Perhaps they can. If we are willing to learn. A blizzard is one thing, causing great disruption but minimal damage. But a major hurricane, tornado outbreak or earthquake is not much of a festival. Lives are lost and permanently altered in usually unpleasant ways. Even so, disasters point to our weaknesses and let us know that we must seriously attend to that which we prefer to neglect. Hurricane Katrina, oddly enough, was a perfect example of this, forcing us to look at the poverty and degradation of infrastructure that our high-rolling lifestyle has wrought.
New Orleans would not have survived Katrina on its own. As an independent nation-state it almost certainly would have become shorthand for unspeakable destruction – a modern day Sodom – left to molder away and sink into the swamps. The people of Baton Rouge would now whisper the name of the dark city whose corpse still looms out there among the bayous. But because New Orleans is part of a huge confederation of cities, it was able to draw support from its sisters and survive to fight another day.

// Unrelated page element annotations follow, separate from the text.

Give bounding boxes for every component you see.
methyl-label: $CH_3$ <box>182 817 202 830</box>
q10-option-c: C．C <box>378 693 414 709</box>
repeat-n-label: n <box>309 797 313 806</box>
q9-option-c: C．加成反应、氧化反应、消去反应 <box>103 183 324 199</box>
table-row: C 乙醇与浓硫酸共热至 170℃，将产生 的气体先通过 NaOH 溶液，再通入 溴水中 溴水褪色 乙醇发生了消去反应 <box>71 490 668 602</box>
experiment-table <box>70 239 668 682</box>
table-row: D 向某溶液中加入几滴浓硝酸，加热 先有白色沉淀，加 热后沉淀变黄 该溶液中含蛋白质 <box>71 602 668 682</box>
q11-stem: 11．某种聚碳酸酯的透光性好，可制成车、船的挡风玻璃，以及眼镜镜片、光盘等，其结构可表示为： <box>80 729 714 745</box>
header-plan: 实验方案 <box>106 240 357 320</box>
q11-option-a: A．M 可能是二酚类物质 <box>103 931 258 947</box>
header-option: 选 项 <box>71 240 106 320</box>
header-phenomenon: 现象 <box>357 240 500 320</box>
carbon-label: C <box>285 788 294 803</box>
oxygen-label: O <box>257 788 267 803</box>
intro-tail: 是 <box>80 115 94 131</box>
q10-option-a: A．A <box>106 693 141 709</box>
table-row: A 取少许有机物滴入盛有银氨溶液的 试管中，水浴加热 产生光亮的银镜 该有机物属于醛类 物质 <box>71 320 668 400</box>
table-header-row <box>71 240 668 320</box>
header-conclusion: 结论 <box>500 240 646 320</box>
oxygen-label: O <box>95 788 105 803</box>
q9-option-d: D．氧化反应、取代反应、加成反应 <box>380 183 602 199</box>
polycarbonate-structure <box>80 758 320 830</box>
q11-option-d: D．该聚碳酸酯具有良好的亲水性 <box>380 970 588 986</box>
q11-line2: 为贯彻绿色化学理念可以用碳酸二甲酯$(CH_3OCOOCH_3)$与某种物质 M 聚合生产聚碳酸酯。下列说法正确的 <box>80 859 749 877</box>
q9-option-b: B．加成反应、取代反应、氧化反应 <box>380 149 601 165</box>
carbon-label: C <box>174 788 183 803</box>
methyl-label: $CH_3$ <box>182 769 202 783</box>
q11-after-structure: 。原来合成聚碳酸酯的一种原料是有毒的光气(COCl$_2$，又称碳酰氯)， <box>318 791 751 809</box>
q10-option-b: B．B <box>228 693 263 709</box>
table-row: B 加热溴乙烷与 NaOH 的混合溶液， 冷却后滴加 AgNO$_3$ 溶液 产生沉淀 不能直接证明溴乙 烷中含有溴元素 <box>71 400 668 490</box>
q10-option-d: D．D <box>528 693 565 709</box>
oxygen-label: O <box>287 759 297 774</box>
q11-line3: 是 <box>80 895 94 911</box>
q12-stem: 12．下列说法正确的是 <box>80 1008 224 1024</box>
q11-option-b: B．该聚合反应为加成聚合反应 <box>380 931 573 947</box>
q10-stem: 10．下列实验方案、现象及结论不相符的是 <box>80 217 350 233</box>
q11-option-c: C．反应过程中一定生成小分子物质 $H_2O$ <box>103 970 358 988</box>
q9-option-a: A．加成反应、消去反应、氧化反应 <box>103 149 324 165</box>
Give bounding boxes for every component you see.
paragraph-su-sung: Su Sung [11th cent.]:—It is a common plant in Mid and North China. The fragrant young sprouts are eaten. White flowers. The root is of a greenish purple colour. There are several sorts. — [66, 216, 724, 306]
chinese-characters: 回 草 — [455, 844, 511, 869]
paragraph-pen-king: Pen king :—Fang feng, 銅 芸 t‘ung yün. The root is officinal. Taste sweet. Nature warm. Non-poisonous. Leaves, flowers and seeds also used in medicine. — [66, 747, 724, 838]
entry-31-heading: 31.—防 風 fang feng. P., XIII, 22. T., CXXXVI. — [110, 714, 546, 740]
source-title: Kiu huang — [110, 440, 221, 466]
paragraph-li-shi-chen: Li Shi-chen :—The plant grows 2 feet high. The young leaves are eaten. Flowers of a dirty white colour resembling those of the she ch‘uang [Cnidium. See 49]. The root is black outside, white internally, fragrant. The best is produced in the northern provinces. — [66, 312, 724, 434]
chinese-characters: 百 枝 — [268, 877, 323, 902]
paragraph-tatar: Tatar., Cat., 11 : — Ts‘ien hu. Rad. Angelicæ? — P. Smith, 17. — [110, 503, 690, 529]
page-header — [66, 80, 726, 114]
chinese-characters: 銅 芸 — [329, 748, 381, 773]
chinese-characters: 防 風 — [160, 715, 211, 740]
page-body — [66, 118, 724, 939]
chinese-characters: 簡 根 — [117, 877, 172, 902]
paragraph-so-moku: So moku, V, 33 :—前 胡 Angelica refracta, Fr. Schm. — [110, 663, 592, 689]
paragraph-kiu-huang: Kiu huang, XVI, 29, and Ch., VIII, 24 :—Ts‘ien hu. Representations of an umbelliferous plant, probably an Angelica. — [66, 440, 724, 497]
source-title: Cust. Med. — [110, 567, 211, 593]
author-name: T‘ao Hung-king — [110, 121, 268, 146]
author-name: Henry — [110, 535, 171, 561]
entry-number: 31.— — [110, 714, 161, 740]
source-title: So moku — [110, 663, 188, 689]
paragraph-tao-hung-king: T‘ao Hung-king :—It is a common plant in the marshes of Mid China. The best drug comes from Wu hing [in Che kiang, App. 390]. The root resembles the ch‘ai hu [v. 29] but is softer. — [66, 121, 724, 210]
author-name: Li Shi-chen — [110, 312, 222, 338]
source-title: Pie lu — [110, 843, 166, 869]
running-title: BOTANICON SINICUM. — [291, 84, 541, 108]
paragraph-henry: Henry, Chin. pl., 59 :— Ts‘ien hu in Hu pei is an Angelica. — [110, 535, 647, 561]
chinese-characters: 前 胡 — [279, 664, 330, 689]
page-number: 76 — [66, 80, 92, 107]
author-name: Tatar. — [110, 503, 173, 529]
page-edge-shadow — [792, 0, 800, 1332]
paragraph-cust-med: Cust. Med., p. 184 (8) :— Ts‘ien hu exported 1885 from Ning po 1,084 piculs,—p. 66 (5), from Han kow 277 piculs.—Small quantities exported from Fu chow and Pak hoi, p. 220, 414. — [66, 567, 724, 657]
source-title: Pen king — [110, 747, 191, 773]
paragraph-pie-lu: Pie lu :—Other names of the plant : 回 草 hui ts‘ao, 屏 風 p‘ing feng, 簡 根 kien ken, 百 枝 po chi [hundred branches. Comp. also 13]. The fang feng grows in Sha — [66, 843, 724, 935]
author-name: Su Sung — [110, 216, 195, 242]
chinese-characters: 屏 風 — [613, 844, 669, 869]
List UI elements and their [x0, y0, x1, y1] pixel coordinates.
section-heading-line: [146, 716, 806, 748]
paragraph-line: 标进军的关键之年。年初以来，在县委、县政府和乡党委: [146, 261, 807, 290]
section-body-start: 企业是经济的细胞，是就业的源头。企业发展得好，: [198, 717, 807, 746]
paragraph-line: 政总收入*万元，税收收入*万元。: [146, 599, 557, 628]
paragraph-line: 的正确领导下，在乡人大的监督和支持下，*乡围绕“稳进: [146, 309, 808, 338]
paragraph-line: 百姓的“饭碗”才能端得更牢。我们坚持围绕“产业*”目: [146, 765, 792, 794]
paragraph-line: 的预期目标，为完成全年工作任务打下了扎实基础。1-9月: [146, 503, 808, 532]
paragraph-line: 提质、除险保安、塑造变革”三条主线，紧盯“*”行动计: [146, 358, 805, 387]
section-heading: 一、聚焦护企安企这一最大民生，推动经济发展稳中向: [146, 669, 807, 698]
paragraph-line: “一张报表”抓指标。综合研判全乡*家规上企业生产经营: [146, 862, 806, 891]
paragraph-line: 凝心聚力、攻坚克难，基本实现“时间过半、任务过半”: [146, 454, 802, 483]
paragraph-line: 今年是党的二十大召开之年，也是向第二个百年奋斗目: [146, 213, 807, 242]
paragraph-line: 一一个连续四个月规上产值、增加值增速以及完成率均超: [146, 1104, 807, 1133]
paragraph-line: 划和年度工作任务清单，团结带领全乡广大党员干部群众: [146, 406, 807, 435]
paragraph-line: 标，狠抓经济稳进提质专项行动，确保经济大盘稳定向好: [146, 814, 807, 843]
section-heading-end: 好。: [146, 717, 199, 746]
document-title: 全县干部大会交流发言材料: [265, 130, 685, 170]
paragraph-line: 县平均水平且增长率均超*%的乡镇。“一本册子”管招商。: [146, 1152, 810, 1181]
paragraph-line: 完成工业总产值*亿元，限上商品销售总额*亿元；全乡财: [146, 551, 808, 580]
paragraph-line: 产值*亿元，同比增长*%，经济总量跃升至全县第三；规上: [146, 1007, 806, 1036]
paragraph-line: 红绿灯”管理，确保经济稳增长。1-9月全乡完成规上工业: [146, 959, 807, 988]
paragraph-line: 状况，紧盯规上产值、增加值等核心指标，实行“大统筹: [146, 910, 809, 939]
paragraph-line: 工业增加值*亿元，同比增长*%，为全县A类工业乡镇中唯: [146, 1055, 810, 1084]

Unfortunately, the whole family is not so strong these days. This year’s string of disasters has cast a stark light on the fiscal limitations of our nation’s ability to recover from injury. We seem to have mainly dodged the bullet as (so far) it’s been a quiet fall other than a few huge storms. So disasters are back off the front page. But the limits of our resilience is out there, lurking.
Religiously-minded folk might say that God has warned us. But whatever one’s perspective, its a warning.